Si aux dires de FranceAgriMer la problématique des lots infructueux s'est résorbée avec le passage du pic inflationniste, l'opérateur est désormais confronté à de nouvelles difficultés en termes budgétaires et en termes d'effectifs. En effet, la gestion du FSE+ mobilise, selon FranceAgriMer, 25 ETP, un niveau que la subvention pour charges de service public (SCSP) de l'opérateur (2,9 millions d'euros) ne permet pas de couvrir. La nécessité de constituer de nouvelles équipes, notamment pour développer le sourcing des produits, explique l'augmentation de la SCSP de FranceAgriMer, portée à 3,5 millions d'euros (+ 20,6 %) dans le PLF pour 2025.

Surtout l'opérateur est confronté à d'importantes difficultés budgétaires liées à la tardiveté des remboursements dus au titre du FSE+. Ne pouvant obtenir de paiement de l'administration, l'opérateur s'est résolu à mobiliser un financement auprès de l'Agence France Trésor, aux conditions du marché. Se sont ainsi 220 millions d'euros qui ont été empruntés par FranceAgriMer depuis le début du programme FSE+.


* 17 « Conventions entre l'État et les associations : des relations à rééquilibrer », Rapport n° 757 (2022-2023) fait par MM. Arnaud Bazin et Eric Bocquet au nom de la commission des finances du Sénat - 21 juin 2023.

* 18 Note de conjoncture INSEE : « L'alimentation - comme l'ensemble des dépenses peu compressibles - pèse davantage dans le budget des ménages les plus modestes (18 à 19 % du budget pour les 40 % des ménages les plus modestes) que dans celui des plus aisés (14 % du budget pour les 20 % des ménages les plus aisés), et ce quelles que soient leurs autres caractéristiques sociodémographiques. »

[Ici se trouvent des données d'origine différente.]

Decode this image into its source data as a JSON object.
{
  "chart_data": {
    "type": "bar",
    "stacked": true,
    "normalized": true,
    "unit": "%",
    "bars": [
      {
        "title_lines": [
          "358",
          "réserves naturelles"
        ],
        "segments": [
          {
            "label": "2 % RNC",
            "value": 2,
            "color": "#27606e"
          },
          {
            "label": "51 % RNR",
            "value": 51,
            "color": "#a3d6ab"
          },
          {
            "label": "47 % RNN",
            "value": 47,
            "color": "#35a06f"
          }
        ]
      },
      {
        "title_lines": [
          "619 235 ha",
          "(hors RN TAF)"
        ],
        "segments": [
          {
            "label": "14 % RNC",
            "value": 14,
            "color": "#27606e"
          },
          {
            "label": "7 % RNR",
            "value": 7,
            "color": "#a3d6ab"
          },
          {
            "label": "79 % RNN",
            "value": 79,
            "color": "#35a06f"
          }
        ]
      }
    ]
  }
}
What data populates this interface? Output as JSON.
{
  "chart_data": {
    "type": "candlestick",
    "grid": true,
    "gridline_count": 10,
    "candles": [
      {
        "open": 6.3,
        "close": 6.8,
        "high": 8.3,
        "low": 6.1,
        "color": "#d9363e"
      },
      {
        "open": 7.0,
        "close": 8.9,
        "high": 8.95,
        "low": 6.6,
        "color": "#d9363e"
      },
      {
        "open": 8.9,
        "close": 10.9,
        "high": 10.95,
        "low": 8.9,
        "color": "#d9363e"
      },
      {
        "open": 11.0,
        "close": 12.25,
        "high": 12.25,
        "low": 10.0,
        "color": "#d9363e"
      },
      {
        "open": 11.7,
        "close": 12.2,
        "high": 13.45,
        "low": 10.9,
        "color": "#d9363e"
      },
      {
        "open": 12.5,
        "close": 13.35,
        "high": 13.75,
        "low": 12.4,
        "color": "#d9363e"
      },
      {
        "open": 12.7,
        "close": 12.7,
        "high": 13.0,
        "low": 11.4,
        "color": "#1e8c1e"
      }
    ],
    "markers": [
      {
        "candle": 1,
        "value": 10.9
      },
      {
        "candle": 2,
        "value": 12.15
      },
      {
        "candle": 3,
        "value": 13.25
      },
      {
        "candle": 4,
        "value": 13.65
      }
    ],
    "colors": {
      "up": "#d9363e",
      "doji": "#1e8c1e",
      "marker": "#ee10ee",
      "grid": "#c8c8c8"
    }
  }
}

* 19 Selon l'Insee, les prix de l'alimentation avaient augmenté sur un an de 13,7 % en juin 2023, après avoir atteint + 14,3 % en mai 2022.

* 20 Loi n° 2023-1114 du 30 novembre 2023 de finances de fin de gestion pour 2023

* 21 « Conventions entre l'État et les associations : des relations à rééquilibrer », rapport cité.

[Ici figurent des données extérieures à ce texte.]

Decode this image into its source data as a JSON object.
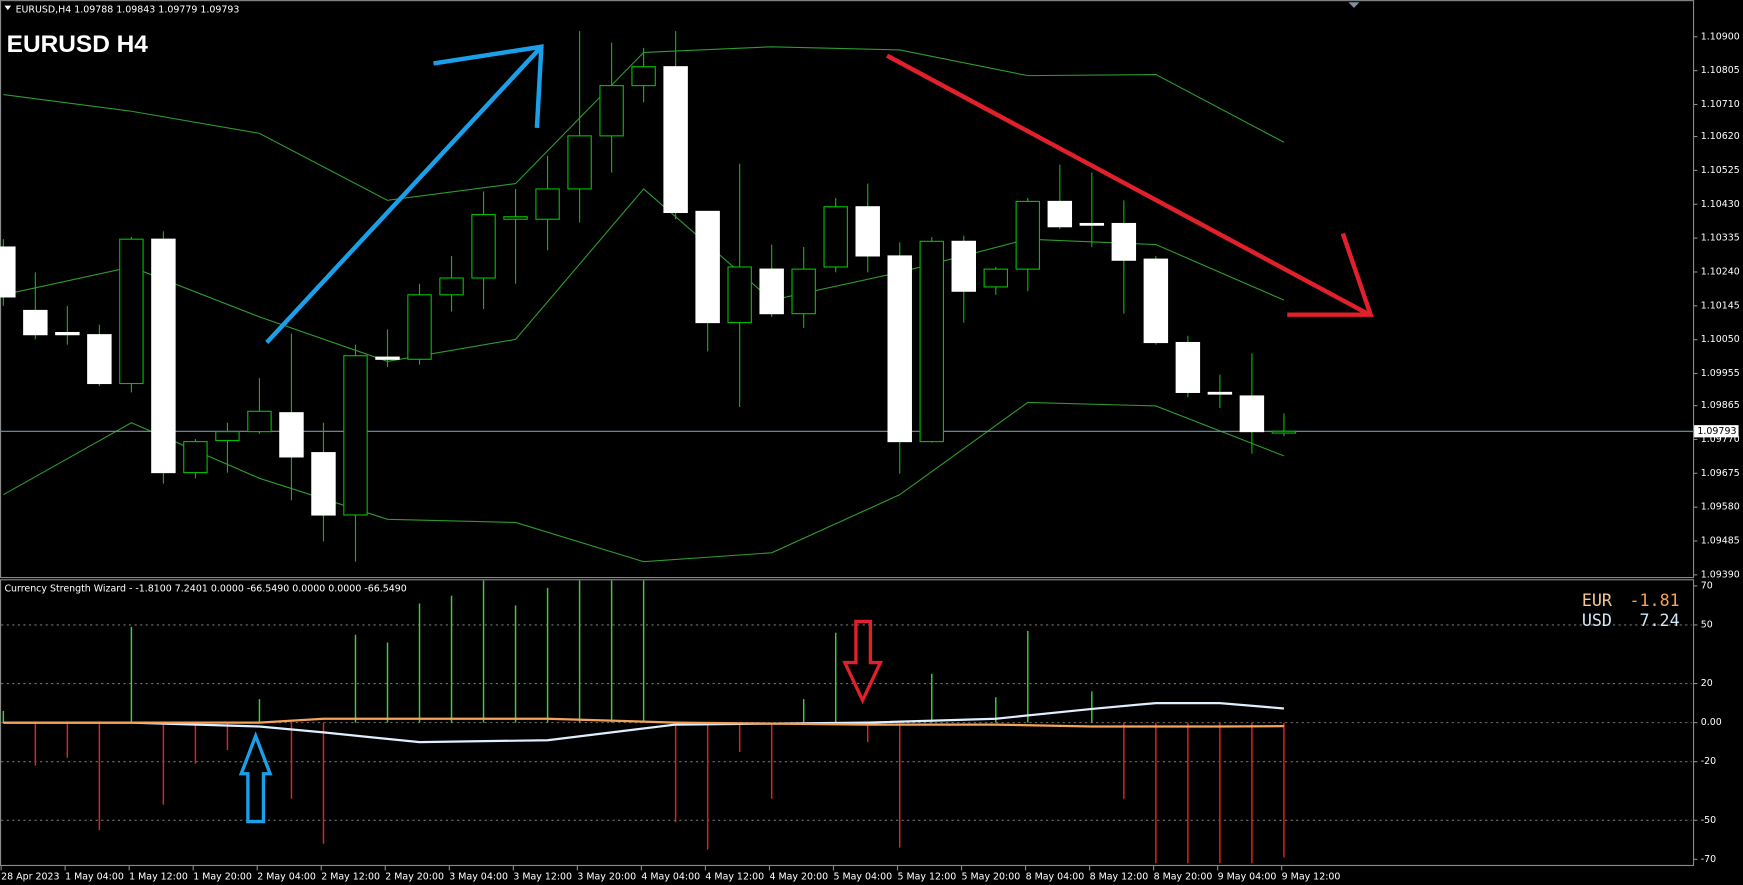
{
  "chart_data": [
    {
      "type": "candlestick",
      "header": "EURUSD,H4  1.09788 1.09843 1.09779 1.09793",
      "title": "EURUSD H4",
      "ylim": [
        1.09384,
        1.11003
      ],
      "yticks": [
        {
          "value": 1.109,
          "label": "1.10900"
        },
        1.10805,
        {
          "value": 1.1071,
          "label": "1.10710"
        },
        {
          "value": 1.1062,
          "label": "1.10620"
        },
        1.10525,
        {
          "value": 1.1043,
          "label": "1.10430"
        },
        1.10335,
        {
          "value": 1.1024,
          "label": "1.10240"
        },
        1.10145,
        {
          "value": 1.1005,
          "label": "1.10050"
        },
        1.09955,
        1.09865,
        {
          "value": 1.0977,
          "label": "1.09770"
        },
        1.09675,
        {
          "value": 1.0958,
          "label": "1.09580"
        },
        1.09485,
        {
          "value": 1.0939,
          "label": "1.09390"
        }
      ],
      "open": [
        1.1031,
        1.10132,
        1.1007,
        1.10064,
        1.09927,
        1.10332,
        1.09677,
        1.09767,
        1.09792,
        1.09845,
        1.09733,
        1.09558,
        1.10001,
        1.09995,
        1.10176,
        1.10223,
        1.10388,
        1.10388,
        1.10473,
        1.10622,
        1.10763,
        1.10816,
        1.1041,
        1.10098,
        1.10248,
        1.10123,
        1.10254,
        1.10423,
        1.10285,
        1.09764,
        1.10326,
        1.10198,
        1.10248,
        1.10438,
        1.10376,
        1.10376,
        1.10276,
        1.10042,
        1.09902,
        1.09892,
        1.09788
      ],
      "high": [
        1.10332,
        1.10239,
        1.10145,
        1.10092,
        1.10338,
        1.10354,
        1.09771,
        1.09817,
        1.09942,
        1.10067,
        1.09817,
        1.10036,
        1.10079,
        1.10207,
        1.10285,
        1.10466,
        1.10473,
        1.10566,
        1.10916,
        1.10884,
        1.10869,
        1.10916,
        1.1041,
        1.10544,
        1.10317,
        1.1031,
        1.10448,
        1.10488,
        1.10323,
        1.10338,
        1.10342,
        1.10254,
        1.10448,
        1.10541,
        1.10519,
        1.10441,
        1.10285,
        1.10061,
        1.09952,
        1.10011,
        1.09843
      ],
      "low": [
        1.10145,
        1.10051,
        1.10036,
        1.0992,
        1.09902,
        1.09646,
        1.09661,
        1.09677,
        1.09786,
        1.09599,
        1.09484,
        1.09427,
        1.09973,
        1.0998,
        1.10129,
        1.10136,
        1.10207,
        1.10301,
        1.10379,
        1.10519,
        1.10716,
        1.10388,
        1.10017,
        1.09861,
        1.10114,
        1.10083,
        1.10239,
        1.10239,
        1.09674,
        1.09761,
        1.10098,
        1.10176,
        1.10186,
        1.1036,
        1.1031,
        1.10123,
        1.10036,
        1.09889,
        1.09858,
        1.0973,
        1.09779
      ],
      "close": [
        1.1017,
        1.10064,
        1.10064,
        1.09927,
        1.10332,
        1.09677,
        1.09764,
        1.09792,
        1.09849,
        1.09721,
        1.09558,
        1.10005,
        1.09995,
        1.10176,
        1.10223,
        1.10401,
        1.10395,
        1.10473,
        1.10622,
        1.10763,
        1.10816,
        1.10407,
        1.10098,
        1.10254,
        1.10123,
        1.10248,
        1.10423,
        1.10285,
        1.09764,
        1.10326,
        1.10186,
        1.10248,
        1.10438,
        1.10367,
        1.10373,
        1.10273,
        1.10042,
        1.09902,
        1.09899,
        1.09792,
        1.09793
      ],
      "bull_color": "#00c000",
      "bear_color": "#ffffff",
      "bands": {
        "color": "#2f9a2f",
        "x": [
          0,
          4,
          8,
          12,
          16,
          20,
          24,
          28,
          32,
          36,
          40
        ],
        "upper": [
          1.10738,
          1.10691,
          1.10629,
          1.10441,
          1.10488,
          1.10856,
          1.10872,
          1.10863,
          1.10791,
          1.10794,
          1.10604
        ],
        "middle": [
          1.10176,
          1.10254,
          1.10114,
          1.09989,
          1.10051,
          1.10473,
          1.10161,
          1.10239,
          1.10332,
          1.10317,
          1.10161
        ],
        "lower": [
          1.09615,
          1.09817,
          1.09661,
          1.09546,
          1.09537,
          1.09427,
          1.09452,
          1.09615,
          1.09874,
          1.09864,
          1.09724
        ]
      },
      "current_price": 1.09793,
      "price_line_color": "#6f9aa6"
    },
    {
      "type": "bar",
      "title": "Currency Strength Wizard - -1.8100 7.2401 0.0000 -66.5490 0.0000 0.0000 -66.5490",
      "ylim": [
        -70,
        70
      ],
      "yticks": [
        70,
        50,
        20,
        {
          "value": 0,
          "label": "0.00"
        },
        -20,
        -50,
        -70
      ],
      "grid": true,
      "series": [
        {
          "name": "USD",
          "color": "#3ccf3c",
          "values": [
            6,
            null,
            null,
            null,
            49,
            null,
            null,
            null,
            12,
            null,
            null,
            45,
            41,
            61,
            65,
            75,
            60,
            69,
            75,
            75,
            75,
            null,
            null,
            null,
            null,
            12,
            46,
            null,
            null,
            25,
            null,
            13,
            47,
            null,
            16,
            null,
            null,
            null,
            null,
            null,
            null
          ]
        },
        {
          "name": "EUR",
          "color": "#e3231c",
          "values": [
            null,
            -22,
            -18,
            -55,
            null,
            -42,
            -21,
            -14,
            null,
            -39,
            -62,
            null,
            null,
            null,
            null,
            null,
            null,
            null,
            null,
            null,
            null,
            -51,
            -65,
            -15,
            -39,
            null,
            null,
            -10,
            -64,
            null,
            null,
            null,
            null,
            null,
            null,
            -39,
            -72,
            -72,
            -72,
            -72,
            -69
          ]
        }
      ],
      "line_x": [
        0,
        4,
        8,
        10,
        13,
        17,
        21,
        27,
        31,
        34,
        36,
        38,
        40
      ],
      "lines": [
        {
          "name": "USD",
          "color": "#dfefff",
          "values": [
            0,
            0,
            -2,
            -5,
            -10,
            -9,
            -1,
            0,
            2,
            7,
            10,
            10,
            7.24
          ]
        },
        {
          "name": "EUR",
          "color": "#f2a25a",
          "values": [
            0,
            0,
            0,
            2,
            2,
            2,
            0,
            -1,
            -1,
            -2,
            -2,
            -2,
            -1.81
          ]
        }
      ],
      "legend": [
        {
          "name": "EUR",
          "value": -1.81,
          "color": "#f5c88f",
          "value_color": "#f2a25a"
        },
        {
          "name": "USD",
          "value": 7.24,
          "color": "#cfe6f5",
          "value_color": "#cfe6f5"
        }
      ],
      "time_labels": [
        "28 Apr 2023",
        "1 May 04:00",
        "1 May 12:00",
        "1 May 20:00",
        "2 May 04:00",
        "2 May 12:00",
        "2 May 20:00",
        "3 May 04:00",
        "3 May 12:00",
        "3 May 20:00",
        "4 May 04:00",
        "4 May 12:00",
        "4 May 20:00",
        "5 May 04:00",
        "5 May 12:00",
        "5 May 20:00",
        "8 May 04:00",
        "8 May 12:00",
        "8 May 20:00",
        "9 May 04:00",
        "9 May 12:00"
      ]
    }
  ]
}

* 22 Décret n° 2024-124 du 21 février 2024 portant annulation de crédits.

* 23 Ces dépenses visent à permettre à FranceAgriMer de rembourser ses emprunts non couvert par les fonds européens, faute de certification.

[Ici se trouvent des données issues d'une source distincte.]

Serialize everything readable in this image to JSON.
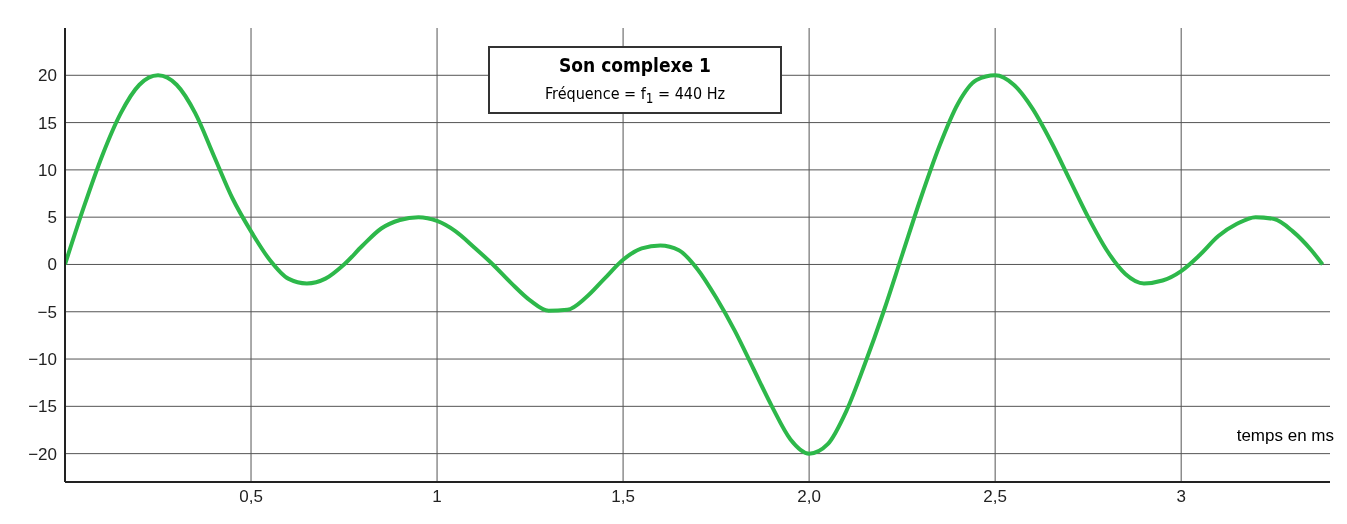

* 24 CRÉDOC, BLEHAUT, Marianne, GRESSIER, Mathilde, et PAQUET, Nolwenn. « La précarité alimentaire, en hausse, est liée à moins de diversité dans l'alimentation. » Cahier de recherche N  C357, Décembre 2023

* 25 « Aide alimentaire : un dispositif vital, un financement menacé ? Un modèle associatif fondé sur le bénévolat à préserver », rapport d'information d'Arnaud Bazin et Éric Bocquet, fait au nom de la commission des finances du Sénat octobre 2018.